All black holes theoretically evaporate at least some of their mass away as energy, and microscopic black holes could in theory vanish completely in an explosion of sundry particles and gamma rays that GLAST could detect.
"If these microscopic black holes exist and they evaporated, there would be this rising pulse of gamma rays that would then go to zero, and that's never been seen before, so that would be a very distinct signal," said Chip Meegan, GLAST Burst Monitor principal investigator and an astrophysicist at NASA's Marshall Space Flight Center, in Huntsville, Ala.
At least once a day, the universe is rocked by the mightiest explosions known — blasts of incredibly powerful gamma rays.
The engine that powers these gamma-ray bursts is unknown, but they seem to emerge during the births of black holes, or during the mergers of neutron stars with black holes or other neutron stars.
"We don't really understand the physics involved because it's so complicated, since you're releasing a lot of energy in such a short time — they can each release as much energy in a few seconds as the sun does in its entire 10-billion-year lifetime," Meegan said. "Hopefully we'll be able to study whole new aspects of gamma-ray bursts that we didn't before."
The super-massive black holes at the center of galaxies — which have as much as billions of times the mass of our sun — also generate incredible amounts of gamma rays.
As they rip stars apart, they spew out jets of hot gas moving near the speed of light that emit gamma rays.
By analyzing this radiation, GLAST could help solve the mystery of how these jets are made, and therefore yield insights on how black holes affect the space around them.
"We want to understand how these super-massive black holes work, how they got there, and how they can accomplish feats of such power," Ritz said. "We're really just beginning to understand them."
GLAST could also help see if the speed of light really is constant regardless of wavelength.

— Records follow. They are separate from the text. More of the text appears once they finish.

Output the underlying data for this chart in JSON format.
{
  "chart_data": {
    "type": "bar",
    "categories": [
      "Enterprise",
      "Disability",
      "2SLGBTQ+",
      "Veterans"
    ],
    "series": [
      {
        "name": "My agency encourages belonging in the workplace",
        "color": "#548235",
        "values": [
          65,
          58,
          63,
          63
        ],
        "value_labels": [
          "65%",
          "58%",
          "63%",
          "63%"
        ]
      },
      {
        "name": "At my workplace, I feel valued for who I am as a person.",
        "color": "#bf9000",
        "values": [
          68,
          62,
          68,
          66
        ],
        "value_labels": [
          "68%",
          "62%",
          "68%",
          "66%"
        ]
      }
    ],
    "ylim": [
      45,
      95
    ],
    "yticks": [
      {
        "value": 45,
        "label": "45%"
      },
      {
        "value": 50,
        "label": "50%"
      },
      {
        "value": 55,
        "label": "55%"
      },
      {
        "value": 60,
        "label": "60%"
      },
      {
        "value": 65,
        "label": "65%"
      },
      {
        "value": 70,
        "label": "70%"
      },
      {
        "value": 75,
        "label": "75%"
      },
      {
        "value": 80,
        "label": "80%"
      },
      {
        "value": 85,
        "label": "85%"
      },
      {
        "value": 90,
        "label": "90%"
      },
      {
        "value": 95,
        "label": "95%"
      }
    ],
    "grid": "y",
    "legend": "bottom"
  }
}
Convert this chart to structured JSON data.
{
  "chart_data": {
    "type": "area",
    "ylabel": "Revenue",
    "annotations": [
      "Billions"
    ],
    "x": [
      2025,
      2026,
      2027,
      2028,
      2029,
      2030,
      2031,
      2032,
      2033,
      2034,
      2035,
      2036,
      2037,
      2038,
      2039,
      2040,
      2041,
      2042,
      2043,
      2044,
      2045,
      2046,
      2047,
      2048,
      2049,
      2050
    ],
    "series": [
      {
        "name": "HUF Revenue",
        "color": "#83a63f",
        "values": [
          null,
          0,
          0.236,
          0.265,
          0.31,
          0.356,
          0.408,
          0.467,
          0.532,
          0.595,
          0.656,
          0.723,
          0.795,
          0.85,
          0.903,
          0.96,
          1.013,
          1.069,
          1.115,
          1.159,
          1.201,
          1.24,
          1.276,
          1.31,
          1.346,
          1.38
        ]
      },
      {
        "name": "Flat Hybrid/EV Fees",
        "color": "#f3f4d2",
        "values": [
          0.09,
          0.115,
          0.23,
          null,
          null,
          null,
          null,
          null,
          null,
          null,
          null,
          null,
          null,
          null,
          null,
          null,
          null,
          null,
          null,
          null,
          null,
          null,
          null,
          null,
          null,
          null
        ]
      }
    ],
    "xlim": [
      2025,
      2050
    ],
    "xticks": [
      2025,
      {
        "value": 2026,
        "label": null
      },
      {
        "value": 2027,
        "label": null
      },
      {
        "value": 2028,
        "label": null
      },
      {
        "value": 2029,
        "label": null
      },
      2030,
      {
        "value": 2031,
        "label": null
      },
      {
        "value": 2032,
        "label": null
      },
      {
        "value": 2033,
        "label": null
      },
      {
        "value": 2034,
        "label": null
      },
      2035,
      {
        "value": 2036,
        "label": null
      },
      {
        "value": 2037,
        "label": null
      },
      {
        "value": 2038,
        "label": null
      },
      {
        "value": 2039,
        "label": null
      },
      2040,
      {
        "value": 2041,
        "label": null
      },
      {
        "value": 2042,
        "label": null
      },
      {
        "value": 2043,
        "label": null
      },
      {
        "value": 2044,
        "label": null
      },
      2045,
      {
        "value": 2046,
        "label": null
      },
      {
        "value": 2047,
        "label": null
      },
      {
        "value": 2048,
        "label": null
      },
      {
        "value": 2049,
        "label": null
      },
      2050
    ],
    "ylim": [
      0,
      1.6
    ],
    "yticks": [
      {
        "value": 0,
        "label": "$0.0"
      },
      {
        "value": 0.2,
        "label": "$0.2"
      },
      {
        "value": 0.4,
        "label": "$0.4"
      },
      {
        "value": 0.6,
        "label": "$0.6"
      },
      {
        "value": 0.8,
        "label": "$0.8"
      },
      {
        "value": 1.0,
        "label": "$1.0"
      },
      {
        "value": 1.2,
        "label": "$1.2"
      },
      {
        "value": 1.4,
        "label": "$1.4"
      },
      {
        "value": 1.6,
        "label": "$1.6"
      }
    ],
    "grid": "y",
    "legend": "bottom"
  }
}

According to Einstein's theory of relativity, all light travels at the same speed, but some recent theories suggest that extremely high-energy, short-wavelength gamma rays might experience a turbulence of sorts in space-time from virtual matter repeatedly forming and disappearing.
As such, their speed might vary slightly over the course of billions of light years, making them arrive just before or after lower-energy rays from the same gamma-ray burst.
"If this effect exists, it's not something that you could really see on Earth," Ritz said. "You'd essentially want to see how light does on a long-distance race, and that's billions of light-years. But gamma-ray bursts are so bright that you could see them from such vast distances. GLAST could really see these time differences."
Perhaps most exciting is the possibility that GLAST will find something no one is expecting. This space telescope can peer a range of high-energy gamma rays that is virtually unexplored.
"There's such a leap forward in capabilities with GLAST that we have a really good chance of discovering things not even on the list yet," Ritz said.
This space observatory's Large Area Telescope can see a fifth of the sky at any given moment with unparalleled sensitivity for gamma rays.
To improve it further, the GLAST Burst Monitor constantly sees in all directions at once to watch for sudden flares of gamma rays produced by gamma ray bursts and solar flares.
GLAST will circle some 340 miles above the Earth to view gamma rays unimpeded by the atmosphere, completing an orbit every 95 minutes and viewing the entire sky every two orbits.
GLAST will receive a new name once in orbit, chosen from some 12,000 suggestions given by the general public around the world. The space telescope's first basic results might come out as soon as three months afterward.
The mission is scheduled for liftoff atop a Delta 2 rocket at 11:45 a.m. EDT on June 7. The mission has been delayed twice because of technical issues with the booster.